フランスのパリで開かれていたCOP21(第21回国連気候変動枠組み条約締約国会議)に出席していたキャサリン・マッケナ環境・気候変動相は12月9日、これからのカナダの環境政策が国内の天然資源産業、特に石油産業にどのような影響が出るのかは今のところ不透明との見解を示した。
カナダはこれまでCOP会議では環境対策について国際社会と協調することを拒んでいた。それは、保守党政権の天然資源産業保護が最大の理由で、カナダ経済を支える石油産業が、環境対策に積極的に取り組むことにより経済に悪影響が出ることを避けるためと説明していた。

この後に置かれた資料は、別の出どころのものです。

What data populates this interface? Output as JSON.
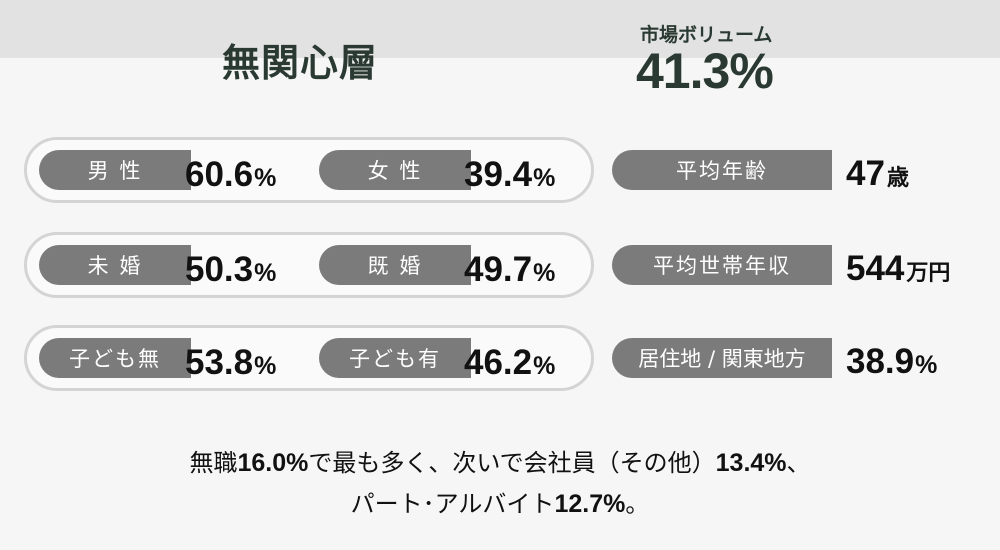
{
  "segment": {
    "title": "無関心層"
  },
  "market_volume": {
    "label": "市場ボリューム",
    "value": "41.3",
    "unit": "%"
  },
  "rows": [
    {
      "left": {
        "label": "男 性",
        "value": "60.6",
        "unit": "%"
      },
      "right": {
        "label": "女 性",
        "value": "39.4",
        "unit": "%"
      }
    },
    {
      "left": {
        "label": "未 婚",
        "value": "50.3",
        "unit": "%"
      },
      "right": {
        "label": "既 婚",
        "value": "49.7",
        "unit": "%"
      }
    },
    {
      "left": {
        "label": "子ども無",
        "value": "53.8",
        "unit": "%"
      },
      "right": {
        "label": "子ども有",
        "value": "46.2",
        "unit": "%"
      }
    }
  ],
  "stats": [
    {
      "label": "平均年齢",
      "value": "47",
      "unit": "歳"
    },
    {
      "label": "平均世帯年収",
      "value": "544",
      "unit": "万円"
    },
    {
      "label": "居住地 / 関東地方",
      "value": "38.9",
      "unit": "%"
    }
  ],
  "occupation": {
    "line1": {
      "prefix": "無職",
      "v1": "16.0%",
      "mid": "で最も多く、次いで会社員（その他）",
      "v2": "13.4%",
      "suffix": "、"
    },
    "line2": {
      "prefix": "パート･アルバイト",
      "v1": "12.7%",
      "suffix": "。"
    }
  }
}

しかし、2015年10月の総選挙で自由党が圧勝。自由党政権ジャスティン・トルドー首相は、環境対策に積極的に取り組むことをCOP21のオープニング演説で自ら公言した。
マッケナ環境相は、「カナダはこれから低炭素経済へ向け努力していく。それがどういう意味を持つのかもう一度検討する必要がある」とパリで記者団に語った。政権は交代したが、天然資源産業がカナダにとって重要な産業であることに変わりはない。
マッケナ環境相は、カナダとして環境対策に積極的に取り組みながら、天然資源産業を含めカナダ全体を通して対策を考える必要があると語った。

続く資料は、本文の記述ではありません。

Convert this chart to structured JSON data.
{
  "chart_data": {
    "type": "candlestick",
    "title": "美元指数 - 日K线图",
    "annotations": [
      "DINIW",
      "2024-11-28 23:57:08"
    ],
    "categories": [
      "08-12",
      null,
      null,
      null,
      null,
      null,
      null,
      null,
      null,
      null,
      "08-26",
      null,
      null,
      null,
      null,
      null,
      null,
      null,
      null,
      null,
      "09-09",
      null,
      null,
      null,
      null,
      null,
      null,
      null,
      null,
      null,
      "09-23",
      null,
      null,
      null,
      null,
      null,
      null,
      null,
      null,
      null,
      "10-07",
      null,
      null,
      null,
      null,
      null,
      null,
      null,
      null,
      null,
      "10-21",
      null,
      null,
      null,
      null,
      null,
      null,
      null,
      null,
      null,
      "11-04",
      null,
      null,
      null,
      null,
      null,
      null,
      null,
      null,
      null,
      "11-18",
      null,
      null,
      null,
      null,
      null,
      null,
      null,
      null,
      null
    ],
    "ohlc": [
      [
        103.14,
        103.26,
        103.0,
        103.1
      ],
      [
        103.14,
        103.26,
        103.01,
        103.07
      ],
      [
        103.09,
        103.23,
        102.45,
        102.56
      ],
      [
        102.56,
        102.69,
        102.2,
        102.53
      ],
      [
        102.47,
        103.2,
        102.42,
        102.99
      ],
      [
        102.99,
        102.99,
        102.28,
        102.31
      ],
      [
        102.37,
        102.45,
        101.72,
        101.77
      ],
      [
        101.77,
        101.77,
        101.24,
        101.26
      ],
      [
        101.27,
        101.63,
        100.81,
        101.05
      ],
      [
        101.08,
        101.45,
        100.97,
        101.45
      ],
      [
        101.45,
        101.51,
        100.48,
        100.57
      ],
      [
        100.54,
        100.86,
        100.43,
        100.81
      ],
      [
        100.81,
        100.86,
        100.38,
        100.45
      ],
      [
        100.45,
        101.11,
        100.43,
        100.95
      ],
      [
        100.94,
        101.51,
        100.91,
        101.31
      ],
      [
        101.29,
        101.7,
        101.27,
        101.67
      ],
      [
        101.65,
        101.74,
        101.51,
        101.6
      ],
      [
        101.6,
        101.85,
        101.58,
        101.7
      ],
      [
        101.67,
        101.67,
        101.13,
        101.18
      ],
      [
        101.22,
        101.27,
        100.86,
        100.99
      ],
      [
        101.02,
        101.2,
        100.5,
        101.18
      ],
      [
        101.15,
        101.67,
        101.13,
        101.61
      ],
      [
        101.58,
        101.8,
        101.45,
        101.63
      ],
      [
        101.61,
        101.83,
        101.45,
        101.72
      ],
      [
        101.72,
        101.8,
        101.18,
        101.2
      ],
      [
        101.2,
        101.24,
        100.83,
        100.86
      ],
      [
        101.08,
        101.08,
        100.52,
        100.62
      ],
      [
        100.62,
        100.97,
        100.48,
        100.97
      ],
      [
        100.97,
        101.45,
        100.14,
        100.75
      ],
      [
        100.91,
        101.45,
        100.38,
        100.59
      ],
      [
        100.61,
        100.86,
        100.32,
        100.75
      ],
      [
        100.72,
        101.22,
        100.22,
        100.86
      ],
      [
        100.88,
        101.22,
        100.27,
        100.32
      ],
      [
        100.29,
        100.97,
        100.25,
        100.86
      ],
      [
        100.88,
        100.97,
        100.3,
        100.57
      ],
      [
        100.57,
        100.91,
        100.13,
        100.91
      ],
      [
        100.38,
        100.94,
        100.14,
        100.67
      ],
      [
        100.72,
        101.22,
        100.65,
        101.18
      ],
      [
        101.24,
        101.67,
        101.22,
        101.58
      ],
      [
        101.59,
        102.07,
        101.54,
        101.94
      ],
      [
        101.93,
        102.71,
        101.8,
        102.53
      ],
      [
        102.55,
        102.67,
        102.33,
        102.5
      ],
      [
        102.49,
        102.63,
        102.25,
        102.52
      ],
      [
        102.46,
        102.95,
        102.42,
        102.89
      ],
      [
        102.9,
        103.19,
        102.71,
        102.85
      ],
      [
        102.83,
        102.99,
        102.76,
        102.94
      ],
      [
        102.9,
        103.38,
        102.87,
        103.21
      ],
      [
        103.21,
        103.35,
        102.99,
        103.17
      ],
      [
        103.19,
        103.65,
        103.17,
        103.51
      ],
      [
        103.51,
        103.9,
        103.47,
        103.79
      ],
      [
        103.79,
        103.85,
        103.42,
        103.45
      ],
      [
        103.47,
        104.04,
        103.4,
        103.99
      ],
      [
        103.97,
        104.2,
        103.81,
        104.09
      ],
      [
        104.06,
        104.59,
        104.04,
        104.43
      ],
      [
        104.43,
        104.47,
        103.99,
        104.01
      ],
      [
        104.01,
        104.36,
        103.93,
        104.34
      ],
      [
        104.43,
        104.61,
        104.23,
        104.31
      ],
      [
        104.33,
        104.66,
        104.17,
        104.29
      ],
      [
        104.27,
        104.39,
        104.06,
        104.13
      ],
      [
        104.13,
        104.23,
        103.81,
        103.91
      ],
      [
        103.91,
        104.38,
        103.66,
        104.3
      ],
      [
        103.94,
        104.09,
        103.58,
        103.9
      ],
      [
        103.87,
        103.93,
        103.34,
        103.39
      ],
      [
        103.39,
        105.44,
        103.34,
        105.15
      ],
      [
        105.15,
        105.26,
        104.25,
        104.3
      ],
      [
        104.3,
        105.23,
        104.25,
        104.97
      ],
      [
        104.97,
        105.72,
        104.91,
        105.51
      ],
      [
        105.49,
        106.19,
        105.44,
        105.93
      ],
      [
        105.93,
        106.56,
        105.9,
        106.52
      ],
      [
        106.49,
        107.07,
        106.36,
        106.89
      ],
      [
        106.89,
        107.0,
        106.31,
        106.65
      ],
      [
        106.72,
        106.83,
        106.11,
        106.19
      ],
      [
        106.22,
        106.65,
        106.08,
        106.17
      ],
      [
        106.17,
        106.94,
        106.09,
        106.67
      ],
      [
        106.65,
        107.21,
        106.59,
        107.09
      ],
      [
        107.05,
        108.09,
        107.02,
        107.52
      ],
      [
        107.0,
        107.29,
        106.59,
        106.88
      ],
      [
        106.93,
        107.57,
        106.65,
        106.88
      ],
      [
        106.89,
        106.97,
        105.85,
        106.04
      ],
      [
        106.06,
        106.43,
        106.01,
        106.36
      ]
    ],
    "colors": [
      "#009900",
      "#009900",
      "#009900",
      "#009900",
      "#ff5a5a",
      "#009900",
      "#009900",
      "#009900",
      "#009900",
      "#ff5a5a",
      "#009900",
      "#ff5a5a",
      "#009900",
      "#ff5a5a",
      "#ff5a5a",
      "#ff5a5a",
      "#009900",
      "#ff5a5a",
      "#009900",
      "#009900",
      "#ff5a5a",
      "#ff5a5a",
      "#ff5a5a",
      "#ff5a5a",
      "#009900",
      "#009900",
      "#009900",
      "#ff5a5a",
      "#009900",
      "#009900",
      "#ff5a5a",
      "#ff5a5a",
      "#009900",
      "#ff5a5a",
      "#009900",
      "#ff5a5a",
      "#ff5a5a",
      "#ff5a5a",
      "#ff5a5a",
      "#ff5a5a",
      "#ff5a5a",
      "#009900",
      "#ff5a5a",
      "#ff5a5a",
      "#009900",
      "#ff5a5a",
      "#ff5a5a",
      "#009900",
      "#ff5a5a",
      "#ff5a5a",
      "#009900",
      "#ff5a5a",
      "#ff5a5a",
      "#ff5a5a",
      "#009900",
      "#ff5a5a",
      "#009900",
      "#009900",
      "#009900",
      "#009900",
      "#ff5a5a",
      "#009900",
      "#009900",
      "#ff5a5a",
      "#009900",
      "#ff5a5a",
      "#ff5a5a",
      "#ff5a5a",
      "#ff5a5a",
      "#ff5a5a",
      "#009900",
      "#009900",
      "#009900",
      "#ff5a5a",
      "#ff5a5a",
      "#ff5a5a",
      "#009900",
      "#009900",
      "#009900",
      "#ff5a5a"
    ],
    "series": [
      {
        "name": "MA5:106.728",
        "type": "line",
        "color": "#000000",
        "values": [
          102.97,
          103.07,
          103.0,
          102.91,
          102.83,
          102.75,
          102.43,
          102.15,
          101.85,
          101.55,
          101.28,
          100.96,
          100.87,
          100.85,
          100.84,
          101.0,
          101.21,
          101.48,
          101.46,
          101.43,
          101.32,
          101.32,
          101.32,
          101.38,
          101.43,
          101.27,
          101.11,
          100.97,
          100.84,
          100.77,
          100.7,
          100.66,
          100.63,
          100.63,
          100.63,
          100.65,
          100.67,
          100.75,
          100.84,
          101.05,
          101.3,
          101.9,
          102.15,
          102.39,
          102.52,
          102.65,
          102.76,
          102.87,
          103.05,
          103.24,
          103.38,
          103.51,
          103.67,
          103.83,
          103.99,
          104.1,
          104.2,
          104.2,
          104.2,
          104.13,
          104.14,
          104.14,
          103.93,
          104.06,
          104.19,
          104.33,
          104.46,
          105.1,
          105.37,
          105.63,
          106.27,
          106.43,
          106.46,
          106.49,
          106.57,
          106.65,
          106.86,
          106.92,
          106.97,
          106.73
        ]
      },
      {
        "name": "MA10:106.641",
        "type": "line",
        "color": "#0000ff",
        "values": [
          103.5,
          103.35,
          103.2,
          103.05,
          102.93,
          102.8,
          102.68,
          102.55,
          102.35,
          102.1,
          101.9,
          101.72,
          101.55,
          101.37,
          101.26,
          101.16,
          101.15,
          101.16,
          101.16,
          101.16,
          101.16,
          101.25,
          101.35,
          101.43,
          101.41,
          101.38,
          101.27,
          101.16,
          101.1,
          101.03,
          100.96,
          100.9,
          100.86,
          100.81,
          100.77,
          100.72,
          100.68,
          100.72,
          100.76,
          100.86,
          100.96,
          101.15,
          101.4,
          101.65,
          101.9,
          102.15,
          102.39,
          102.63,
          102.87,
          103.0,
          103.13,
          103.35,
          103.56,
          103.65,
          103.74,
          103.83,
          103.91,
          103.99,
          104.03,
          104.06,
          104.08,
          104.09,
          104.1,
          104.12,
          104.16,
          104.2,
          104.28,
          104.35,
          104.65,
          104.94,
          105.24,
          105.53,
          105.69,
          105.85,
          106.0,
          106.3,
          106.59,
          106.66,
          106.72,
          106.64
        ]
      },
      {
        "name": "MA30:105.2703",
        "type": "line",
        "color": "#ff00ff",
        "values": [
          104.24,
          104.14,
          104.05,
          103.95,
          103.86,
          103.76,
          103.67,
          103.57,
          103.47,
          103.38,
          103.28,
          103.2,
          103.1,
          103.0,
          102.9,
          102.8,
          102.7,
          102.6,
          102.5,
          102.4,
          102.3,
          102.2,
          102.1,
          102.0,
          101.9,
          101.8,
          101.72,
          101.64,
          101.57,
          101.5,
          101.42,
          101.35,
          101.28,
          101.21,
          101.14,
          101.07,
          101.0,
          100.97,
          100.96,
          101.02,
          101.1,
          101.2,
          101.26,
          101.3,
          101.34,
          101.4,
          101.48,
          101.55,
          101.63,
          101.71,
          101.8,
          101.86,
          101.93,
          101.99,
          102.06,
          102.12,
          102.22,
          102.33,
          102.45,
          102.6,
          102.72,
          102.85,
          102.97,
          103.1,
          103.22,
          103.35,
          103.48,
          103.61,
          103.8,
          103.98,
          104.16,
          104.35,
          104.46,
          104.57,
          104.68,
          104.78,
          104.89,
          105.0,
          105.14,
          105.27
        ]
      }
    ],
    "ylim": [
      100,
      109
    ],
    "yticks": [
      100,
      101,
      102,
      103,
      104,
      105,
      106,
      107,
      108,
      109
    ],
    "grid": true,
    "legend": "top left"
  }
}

カナダの石油産業は、アルバータ州のオイルサンドを海外市場へと販路を拡大していくために、輸送するパイプラインの建設が必要となるが、2015年はアメリカのオバマ大統領がテキサス州までのパイプライン建設計画の承認拒否を発表した。トルドー首相は、アルバータ州からブリティッシュ・コロンビア州北部沿岸までのノーザン・ゲートウェイ・パイプライン建設に反対で、アジア市場へと販路を拡大しようとしている石油産業にとっては厳しい状況となっている。望みはエナジー・イースト・パイプライン建設計画で、アルバータ州からニューブランスウィック州までをつなぎ、海外へと輸出する。
今回のパリ協定でカナダの石油産業にどのような影響が出るのか、原油価格が下がり続ける中、カナダ経済への影響も大きい同産業への自由党政権の政策が注目される。